Parfois, l’exégèse des engagements de campagne de Hollande a permis à la commission de préconiser des réformes attendues ou en suspens. Ainsi une large application du rapport Sauvé sur la prévention des conflits d’intérêts , comme s’y était engagé le candidat socialiste, est recommandée. Réel point fort du rapport, on y retrouve l’instauration d’une haute-autorité de déontologie, et d’un réseau de déontologues déconcentré, chargée de contrôler à divers échelons institutionnels et administratifs des déclarations d’intérêts, d’activités et de patrimoines. Cette haute autorité serait composée de 9 membres, dont le vice-président du conseil d’État, les premiers présidents de la Cour de cassation et de la Cour des comptes, et six personnalités qualifiées, nommées par les présidents de la République, de l’Assemblée et du Sénat.
La commission s'attaque aussi au « pantouflage » des ministres (le fait de rallier une entreprise privée quand on quitte ses fonctions) : aujourd'hui, alors que les départs des conseillers et des hauts fonctionnaires sont encadrés par la loi et soumis à l'avis d'une commission spéciale, les ministres échappent bizarrement à tout contrôle. « Cette lacune de la loi pénale a de quoi surprendre, s'insurge le rapport.
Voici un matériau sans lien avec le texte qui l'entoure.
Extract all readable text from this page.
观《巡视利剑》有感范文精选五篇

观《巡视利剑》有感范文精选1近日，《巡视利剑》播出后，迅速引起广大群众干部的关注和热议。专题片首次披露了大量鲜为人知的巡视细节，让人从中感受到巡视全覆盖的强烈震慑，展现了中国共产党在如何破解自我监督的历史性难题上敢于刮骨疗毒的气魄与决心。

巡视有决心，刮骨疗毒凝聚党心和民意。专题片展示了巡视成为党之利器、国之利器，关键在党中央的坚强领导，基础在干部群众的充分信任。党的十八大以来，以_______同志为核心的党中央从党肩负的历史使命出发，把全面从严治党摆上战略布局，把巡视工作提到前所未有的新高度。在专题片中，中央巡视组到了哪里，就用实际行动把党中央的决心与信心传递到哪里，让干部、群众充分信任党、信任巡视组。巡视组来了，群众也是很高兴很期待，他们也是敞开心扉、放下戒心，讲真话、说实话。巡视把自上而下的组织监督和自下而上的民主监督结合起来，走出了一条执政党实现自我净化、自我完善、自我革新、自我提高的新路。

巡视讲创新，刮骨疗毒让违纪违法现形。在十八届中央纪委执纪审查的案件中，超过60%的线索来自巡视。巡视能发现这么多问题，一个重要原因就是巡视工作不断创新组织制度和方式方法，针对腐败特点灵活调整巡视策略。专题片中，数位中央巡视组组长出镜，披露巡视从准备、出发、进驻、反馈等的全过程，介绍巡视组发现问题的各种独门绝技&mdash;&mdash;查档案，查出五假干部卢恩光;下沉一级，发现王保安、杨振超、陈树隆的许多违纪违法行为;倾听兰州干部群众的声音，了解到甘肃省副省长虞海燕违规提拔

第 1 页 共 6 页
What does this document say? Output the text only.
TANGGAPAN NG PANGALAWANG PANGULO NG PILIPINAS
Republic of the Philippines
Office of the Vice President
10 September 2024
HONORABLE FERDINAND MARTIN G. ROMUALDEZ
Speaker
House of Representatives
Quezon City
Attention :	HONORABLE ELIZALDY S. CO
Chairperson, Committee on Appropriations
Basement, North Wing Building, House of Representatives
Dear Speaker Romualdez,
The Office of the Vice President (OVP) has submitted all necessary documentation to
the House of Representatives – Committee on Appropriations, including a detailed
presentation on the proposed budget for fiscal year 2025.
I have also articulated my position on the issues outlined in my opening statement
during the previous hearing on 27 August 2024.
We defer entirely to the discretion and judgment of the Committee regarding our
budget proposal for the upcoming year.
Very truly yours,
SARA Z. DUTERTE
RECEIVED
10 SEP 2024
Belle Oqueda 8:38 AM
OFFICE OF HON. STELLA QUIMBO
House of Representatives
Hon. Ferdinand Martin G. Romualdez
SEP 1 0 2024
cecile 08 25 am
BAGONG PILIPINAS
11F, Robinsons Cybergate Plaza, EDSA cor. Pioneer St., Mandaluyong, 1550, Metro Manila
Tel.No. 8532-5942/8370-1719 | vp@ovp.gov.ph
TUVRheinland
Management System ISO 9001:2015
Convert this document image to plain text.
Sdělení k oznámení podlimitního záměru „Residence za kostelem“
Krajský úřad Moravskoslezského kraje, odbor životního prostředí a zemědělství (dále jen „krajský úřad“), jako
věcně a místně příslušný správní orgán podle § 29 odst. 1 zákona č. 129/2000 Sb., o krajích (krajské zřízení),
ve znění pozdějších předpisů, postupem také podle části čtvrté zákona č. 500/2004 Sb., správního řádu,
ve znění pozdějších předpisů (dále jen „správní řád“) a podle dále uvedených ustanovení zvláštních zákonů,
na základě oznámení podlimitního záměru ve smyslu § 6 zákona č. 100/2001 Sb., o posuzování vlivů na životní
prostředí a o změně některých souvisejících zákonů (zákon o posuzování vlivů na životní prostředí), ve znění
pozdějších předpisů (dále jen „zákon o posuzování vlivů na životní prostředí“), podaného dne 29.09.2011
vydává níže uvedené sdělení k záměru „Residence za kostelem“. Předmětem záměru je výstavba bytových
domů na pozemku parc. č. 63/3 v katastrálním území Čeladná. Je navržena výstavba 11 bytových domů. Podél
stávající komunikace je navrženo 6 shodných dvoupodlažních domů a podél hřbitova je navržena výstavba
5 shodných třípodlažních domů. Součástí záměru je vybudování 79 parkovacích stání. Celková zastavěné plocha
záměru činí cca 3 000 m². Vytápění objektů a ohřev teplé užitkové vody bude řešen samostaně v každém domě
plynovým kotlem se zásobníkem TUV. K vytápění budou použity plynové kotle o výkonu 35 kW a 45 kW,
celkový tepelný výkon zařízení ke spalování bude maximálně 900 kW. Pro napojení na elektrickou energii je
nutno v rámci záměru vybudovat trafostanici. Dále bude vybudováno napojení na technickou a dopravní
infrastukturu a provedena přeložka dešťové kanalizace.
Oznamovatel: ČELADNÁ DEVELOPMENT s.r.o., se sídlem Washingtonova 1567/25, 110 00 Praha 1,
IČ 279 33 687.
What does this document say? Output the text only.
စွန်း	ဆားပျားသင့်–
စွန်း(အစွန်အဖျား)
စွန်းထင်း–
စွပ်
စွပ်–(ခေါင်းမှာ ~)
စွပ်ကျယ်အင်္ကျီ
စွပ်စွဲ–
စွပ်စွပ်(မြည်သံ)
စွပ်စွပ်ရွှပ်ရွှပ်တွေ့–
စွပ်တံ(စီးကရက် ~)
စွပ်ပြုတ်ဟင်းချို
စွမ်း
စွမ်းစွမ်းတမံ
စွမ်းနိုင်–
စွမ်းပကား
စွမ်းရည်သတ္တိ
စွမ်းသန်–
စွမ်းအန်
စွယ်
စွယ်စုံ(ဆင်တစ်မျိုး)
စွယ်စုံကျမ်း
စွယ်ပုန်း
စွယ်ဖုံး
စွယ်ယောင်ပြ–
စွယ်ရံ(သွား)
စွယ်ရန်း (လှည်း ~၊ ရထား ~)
La commission juge que ce qui vaut pour les fonctionnaires doit a fortiori valoir pour les ministres. » Au passage, Jospin recommande d'interdire aux membres du gouvernement d'occuper des fonctions de direction d'une société commerciale, ainsi que des responsabilités dans une association ou un parti (trésorier, etc.).
Quant à la suppression de la Cour de justice de la République (CJR), un engagement de campagne pris par François Hollande devant le club Droits, justice et sécurité, après avoir été discutée et mise en doute (lire ici), elle est finalement recommandée.
Une élection présidentielle plus citoyenne ?
Au bout du compte, c’est sur un thème peu ou pas abordé par François Hollande que les membres de la commission ont pu le plus donner libre cours à leur imagination. Sur l’organisation de l’élection présidentielle, le rapport recommande ainsi un « parrainage citoyen » des candidats à l'élection présidentielle: le candidat devrait réunir 150 000 signatures provenant de 50 départements différents. Le nombre de parrainages a fait débat, certains plaidant pour que le seuil soit fixé à un million.
Autre innovation intéressante dans le rapport, une réforme du remboursement des campagnes proposant de substituer au seuil de 5% « une série de tranches de faible amplitude afin de lisser le montant du remboursement public » et « réduire les inégalités entre candidats ». Le rapport plaide également pour une fermeture de tous les bureaux de vote à 20 heures (quand nombre d'entre eux ferment aujourd'hui à 18 heures), et pour que les législatives aient lieu entre deux et trois semaines seulement après le second tour, ceci afin d’éviter les vacances et ponts de mai, tout en raccourcissant le temps électoral pour davantage en conserver l’intérêt. Autre proposition, le retour à un scrutin présidentiel en février, au lieu de mai. Comme c'était le cas avant le président Georges Pompidou, dont la mort en avril 1974 avait provoqué le décalage du calendrier. La Ve République est respectée dans ses moindres détails… La VIe République sera pour plus tard.